To the east, the view separates itself into five distinct bands. Sky with clouds forms the highest layer. Beneath that comes the dark band of the eastern woods, light only coming through at the tops of a few trees, taller and standing above the mass. Orchard forms the third band, not as individual trees but mostly undifferentiated texture, with hints of rows given in darker tones.


Between orchard and foreground grasses is a narrow band of white, the compressed space of meadow dominated at present by white clover and Queen Anne’s-lace. Meadow plants, besides those two, include many grasses, red clover and alfalfa, wild grape, dogwood, evening primrose, goatsbeard, star thistle, St. Johnswort (blossoms going from gold to brown), goldenrod (its blossoming weeks in the future), and common milkweed. All these draw bees, flies, butterflies, and birds, as well as the less obvious mice and voles. Some of the Queen Anne’s-lace plants are over five feet tall. They hold their heads at tipsy angles, like spinning plates of lace balanced on poles by invisible circus performers.

Predrawn clarity disappears in what seems only a moment as mist rises from the meadow, obscuring the orchard behind. Then, in another moment, the sun has risen above the woods, and the mist evaporates, leaving behind an expanse of light and color, glistening, sparkling with heavy dew. From all directions come sounds of birds and insects—not disturbing the peace of the morning but accentuating it.

Wednesday, July 11, 2012

Day 24 Outdoors: Starry Night


Tuesday morning, July 10, 3:40-4:40 a.m.

A waning moon, still over half-full, rises over the meadow, giving a cinematic “day-for-night” effect to the landscape. The eastern woods form a dark mass beyond the meadow, but moonlit willows bordering the no-name creek to the north show complicated depths, with light branches reaching out beyond featureless background expanse. There is even the slightest grey-green color to the willows, the moon is that bright.

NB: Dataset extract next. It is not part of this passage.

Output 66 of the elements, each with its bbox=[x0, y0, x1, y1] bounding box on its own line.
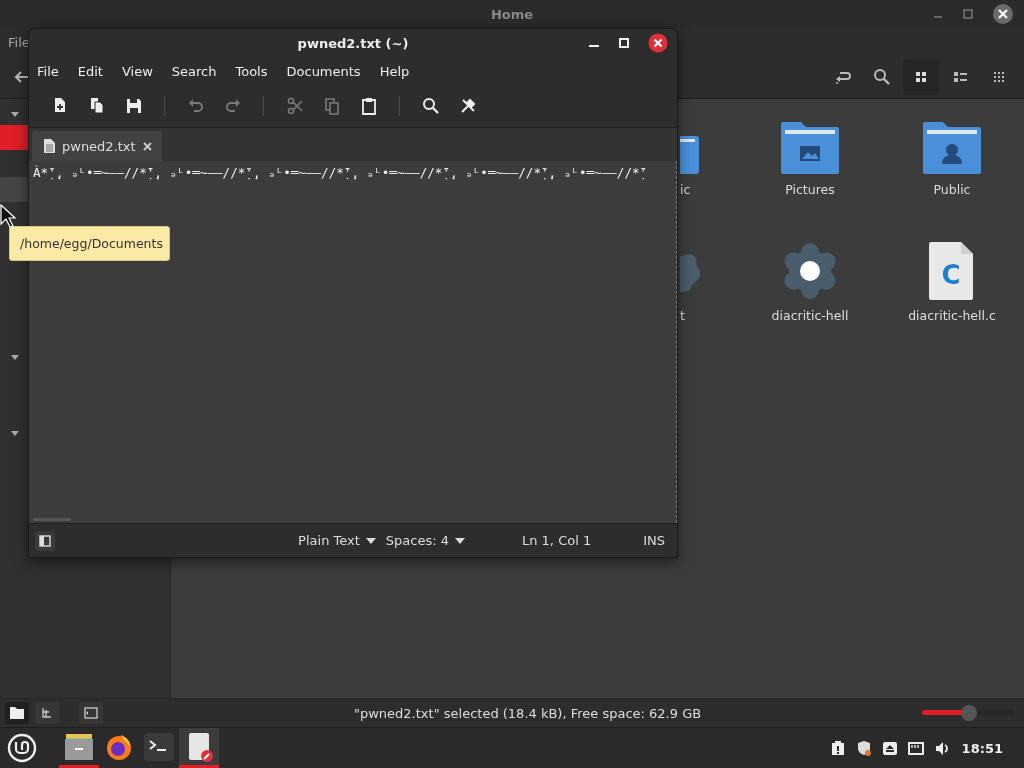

Overhead are stars—not as many visible as on a moonless night, but still too many to count—and between constellations stream slight, gauzy scarves of the Milky Way. The limitless sky seems a star-pricked, domed vault, fading to a light glow at the rim of the bowl that is the horizon.

A very light breeze drifts gently from the east, as if it blows from the moon itself, cool and sweet. Once the wings of a bird beat by, close, no more than 12 feet from the ground. A single cricket chirps and then falls silent, while from very, very far off, from time to time, a dog barks. More as a feeling than a sound comes some low, mysterious, distant rumbling, like thunder many miles away, but the sky is clear and cloudless and remains so.

When the moon is finally above the farmhouse, the metal roof of the house and barns glow white against the dark of everything else, tilted planes of white seeming to detach and lift up like spaceships into the cool air. With the moon’s ascendancy, the stars fade, those nearer the horizon disappearing entirely.